Walk Behind Leaf Blower Maintenance
Like backpack leaf blowers, walk behind or wheeled leaf blowers are another style with similar parts to maintain as a handheld model. Also like backpack blowers, walk behind leaf blowers will have a couple of additional parts to inspect.
The parts that distinguish wheeled leaf blowers from other models are, of course, the wheels. Whether the tires are plastic or pneumatic, check them every time you use your blower for damage or deflation. Furthermore, check the axle monthly to see if it needs to be greased.
Every leaf blower contains an impeller, which is a fan that creates the force that pushes air through the blower tube. Because the impeller on a walk behind blower is what allows it to produce a greater volume of air than a handheld blower, it’s especially important to maintain. Once a year, disconnect the blower’s spark plug, remove the housing, and inspect the impeller’s blades for cracks and other damage.
Electric Leaf Blower Maintenance
Electric leaf blowers are known for being low-maintenance tools. However, they still need some regular care.

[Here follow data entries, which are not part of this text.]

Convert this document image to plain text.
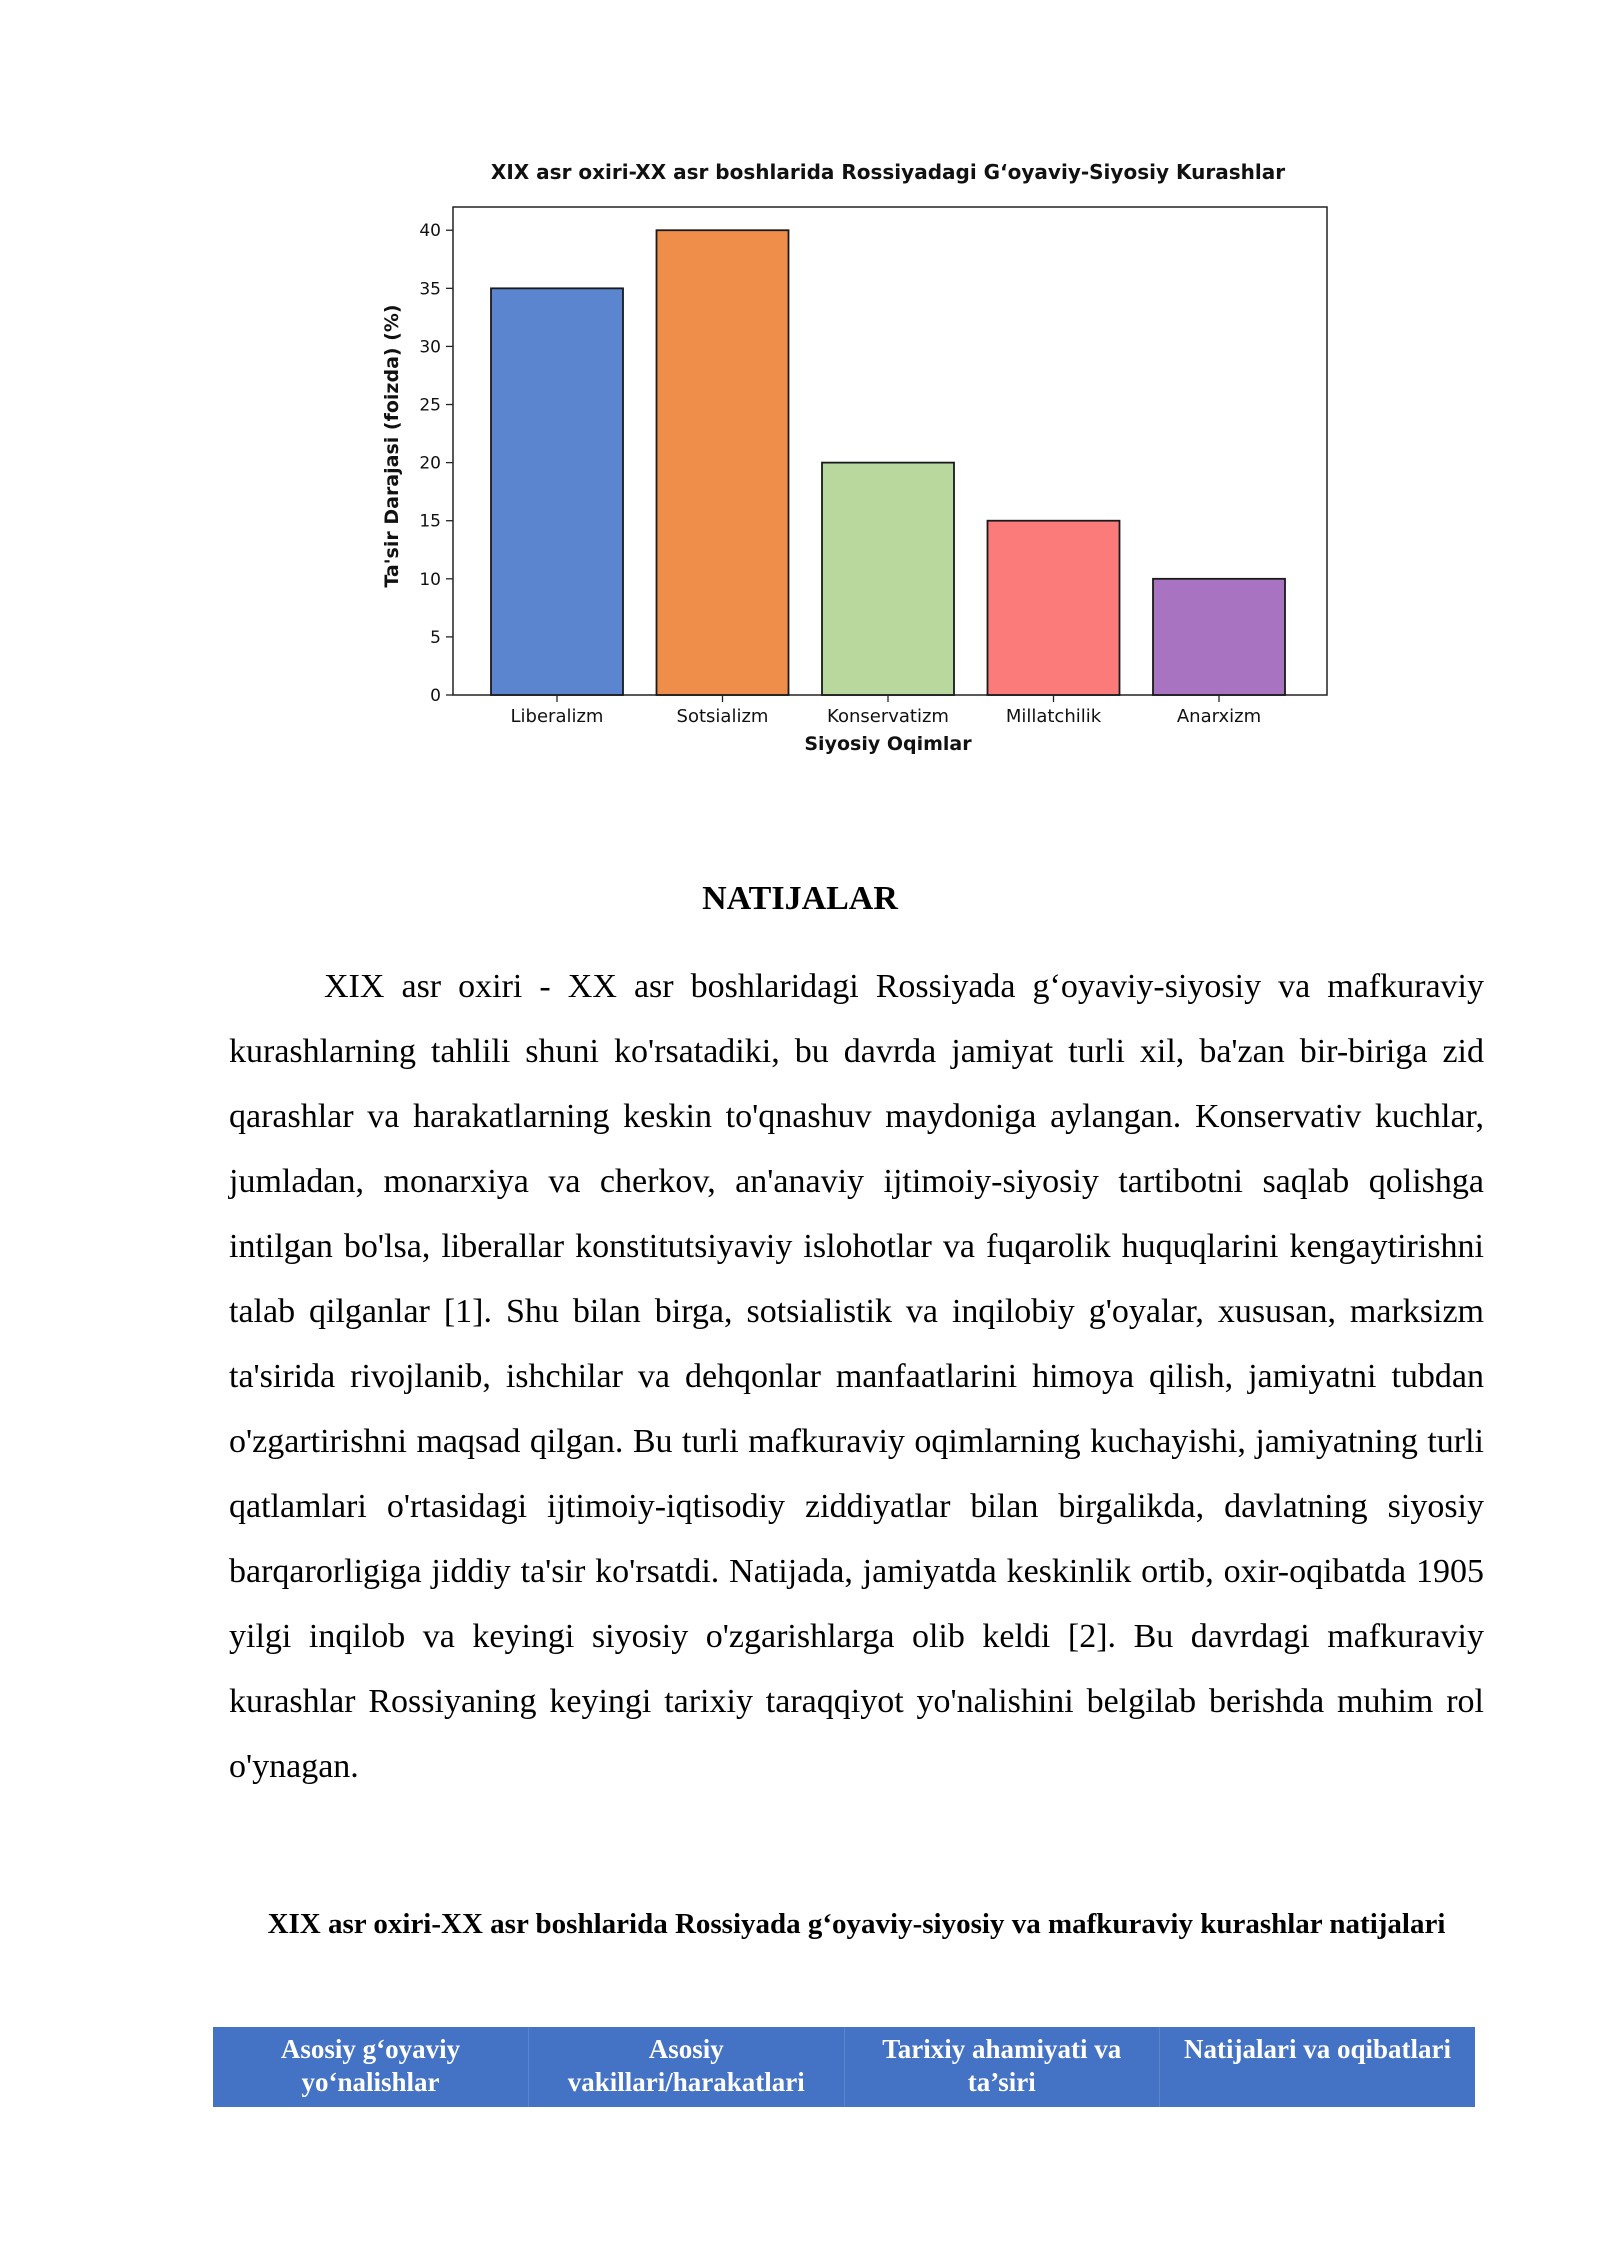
XIX asr oxiri-XX asr boshlarida Rossiyadagi G‘oyaviy-Siyosiy Kurashlar
Ta'sir Darajasi (foizda) (%)
Siyosiy Oqimlar
0
5
10
15
20
25
30
35
40
Liberalizm	Sotsializm	Konservatizm	Millatchilik	Anarxizm
NATIJALAR

XIX asr oxiri - XX asr boshlaridagi Rossiyada g‘oyaviy-siyosiy va mafkuraviy kurashlarning tahlili shuni ko'rsatadiki, bu davrda jamiyat turli xil, ba'zan bir-biriga zid qarashlar va harakatlarning keskin to'qnashuv maydoniga aylangan. Konservativ kuchlar, jumladan, monarxiya va cherkov, an'anaviy ijtimoiy-siyosiy tartibotni saqlab qolishga intilgan bo'lsa, liberallar konstitutsiyaviy islohotlar va fuqarolik huquqlarini kengaytirishni talab qilganlar [1]. Shu bilan birga, sotsialistik va inqilobiy g'oyalar, xususan, marksizm ta'sirida rivojlanib, ishchilar va dehqonlar manfaatlarini himoya qilish, jamiyatni tubdan o'zgartirishni maqsad qilgan. Bu turli mafkuraviy oqimlarning kuchayishi, jamiyatning turli qatlamlari o'rtasidagi ijtimoiy-iqtisodiy ziddiyatlar bilan birgalikda, davlatning siyosiy barqarorligiga jiddiy ta'sir ko'rsatdi. Natijada, jamiyatda keskinlik ortib, oxir-oqibatda 1905 yilgi inqilob va keyingi siyosiy o'zgarishlarga olib keldi [2]. Bu davrdagi mafkuraviy kurashlar Rossiyaning keyingi tarixiy taraqqiyot yo'nalishini belgilab berishda muhim rol o'ynagan.

XIX asr oxiri-XX asr boshlarida Rossiyada g‘oyaviy-siyosiy va mafkuraviy kurashlar natijalari

Asosiy g‘oyaviy yo‘nalishlar	Asosiy vakillari/harakatlari	Tarixiy ahamiyati va ta’siri	Natijalari va oqibatlari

If you own a battery-powered or cordless leaf blower, inspect the battery for leaks and check the amount of charge it has left before every use. Be sure to keep the batteries charged but not inserted into the equipment or the charger, as the connection will drain the battery when not in use.
At the start of the season and once a month after, clean the battery contacts on the blower by wiping them with a soft, dry cloth.
If you own a corded leaf blower or leaf blower and vacuum, always inspect the cord and its connection point before plugging it in. A frayed wire or a missing grounding pin on the plug could cause an electric shock.
Additionally, if your model has a vacuum bag, clean the bag annually:
- Remove the bag from the blower
- Turn it inside out (wear a dust mask!) and hang it outside
- Spray the bag with a garden hose
- Let it hang outside until dry
Keep Your Leaf Blower Running
The tips above don’t just cover routine maintenance. They can also be part of your leaf blower troubleshooting technique if you notice any of the following problems:
- Won’t start
- Starts, then stops
- Runs or idles roughly
Again, if these tips don't get your leaf blower running, the best choice is to bring it to a service center for professional repair.
By taking care of your equipment, however, you can reduce the odds that your equipment will need professional service. A little bit of maintenance now will get you lots of use from your leaf blower for years to come.